Evidentemente, a cultura egípcia foi o resultado desse processo de adaptação ao meio. Contudo, o aprendizado que essa adaptação exigiu foi realizado num ambiente marcado por fenômenos naturais um tanto violentos, para os quais o homem praticamente não estava preparado, sendo a força física um notável aliado contra as intempéries naturais. Embora em ambiente hostil, esses homens que construíram o Egito souberam transformar, com seu trabalho, dificuldades em soluções e o aproveitamento das condições geográficas daquela região desértica nos revela isto. Todavia, “ao mesmo tempo, as mesmas condições geográficas podem ter sido responsáveis pela eliminação das pessoas com deficiência, pois as constantes enchentes provocadas pelo Nilo exigiam atitudes que envolviam rapidez e força para fugir da morte eminente.

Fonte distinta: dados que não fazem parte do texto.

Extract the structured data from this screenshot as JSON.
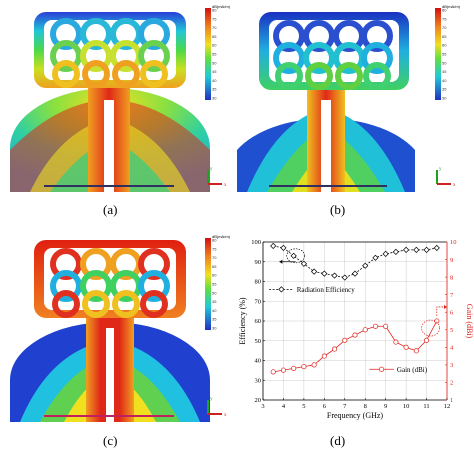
{
  "captions": [
    "(a)",
    "(b)",
    "(c)",
    "(d)"
  ],
  "colorbar": {
    "unit": "dB(mA/m)",
    "ticks": [
      "80",
      "75",
      "70",
      "65",
      "60",
      "55",
      "50",
      "45",
      "40",
      "35",
      "30"
    ]
  },
  "axis_triad": {
    "y": "y",
    "x": "x"
  },
  "colors": {
    "efficiency": "#000000",
    "gain": "#e0201a"
  },
  "chart_data": {
    "type": "line",
    "xlabel": "Frequency (GHz)",
    "ylabel": "Efficiency (%)",
    "y2label": "Gain (dBi)",
    "xlim": [
      3,
      12
    ],
    "ylim": [
      20,
      100
    ],
    "y2lim": [
      1,
      10
    ],
    "xticks": [
      "3",
      "4",
      "5",
      "6",
      "7",
      "8",
      "9",
      "10",
      "11",
      "12"
    ],
    "yticks": [
      "20",
      "30",
      "40",
      "50",
      "60",
      "70",
      "80",
      "90",
      "100"
    ],
    "y2ticks": [
      "1",
      "2",
      "3",
      "4",
      "5",
      "6",
      "7",
      "8",
      "9",
      "10"
    ],
    "grid": true,
    "series": [
      {
        "name": "Radiation Efficiency",
        "axis": "left",
        "marker": "diamond",
        "x": [
          3.5,
          4.0,
          4.5,
          5.0,
          5.5,
          6.0,
          6.5,
          7.0,
          7.5,
          8.0,
          8.5,
          9.0,
          9.5,
          10.0,
          10.5,
          11.0,
          11.5
        ],
        "y": [
          98,
          97,
          93,
          89,
          85,
          84,
          83,
          82,
          84,
          88,
          92,
          94,
          95,
          96,
          96,
          96,
          97
        ]
      },
      {
        "name": "Gain (dBi)",
        "axis": "right",
        "marker": "circle",
        "x": [
          3.5,
          4.0,
          4.5,
          5.0,
          5.5,
          6.0,
          6.5,
          7.0,
          7.5,
          8.0,
          8.5,
          9.0,
          9.5,
          10.0,
          10.5,
          11.0,
          11.5
        ],
        "y": [
          2.6,
          2.7,
          2.8,
          2.9,
          3.0,
          3.5,
          3.9,
          4.4,
          4.7,
          5.0,
          5.2,
          5.2,
          4.3,
          4.0,
          3.8,
          4.4,
          5.5
        ]
      }
    ]
  }
}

Certamente, a população que se situava as suas margens necessitava agir rapidamente e àquelas vitimas de alguma deficiência, especialmente de ordem física ou mental ficavam impossibilitadas de tomas tais providencias”. (SANTIAGO, 2009, p. 117).

Na analise da organização econômica da sociedade egípcia pode-se indicar que suas principais atividades, agricultura e pecuária, ao longo de sua história, além do comércio especificamente durante o novo Império, podem ter criado mecanismos para a exclusão da pessoa com deficiência. Para cultivar a terra, o povo egípcio se valia, além de seus conhecimentos sobre a região, da força física empregada mediante a submissão pelo Estado daqueles que eram despossuídos. A realização de grandes construções (pirâmides, diques, canais) também se constituíam em atividades destinadas as castas menos favorecidas. Desta forma, o individuo que possuísse qualquer tipo de deficiência/doença estava afastado do processo produtivo em razão de suas próprias limitações.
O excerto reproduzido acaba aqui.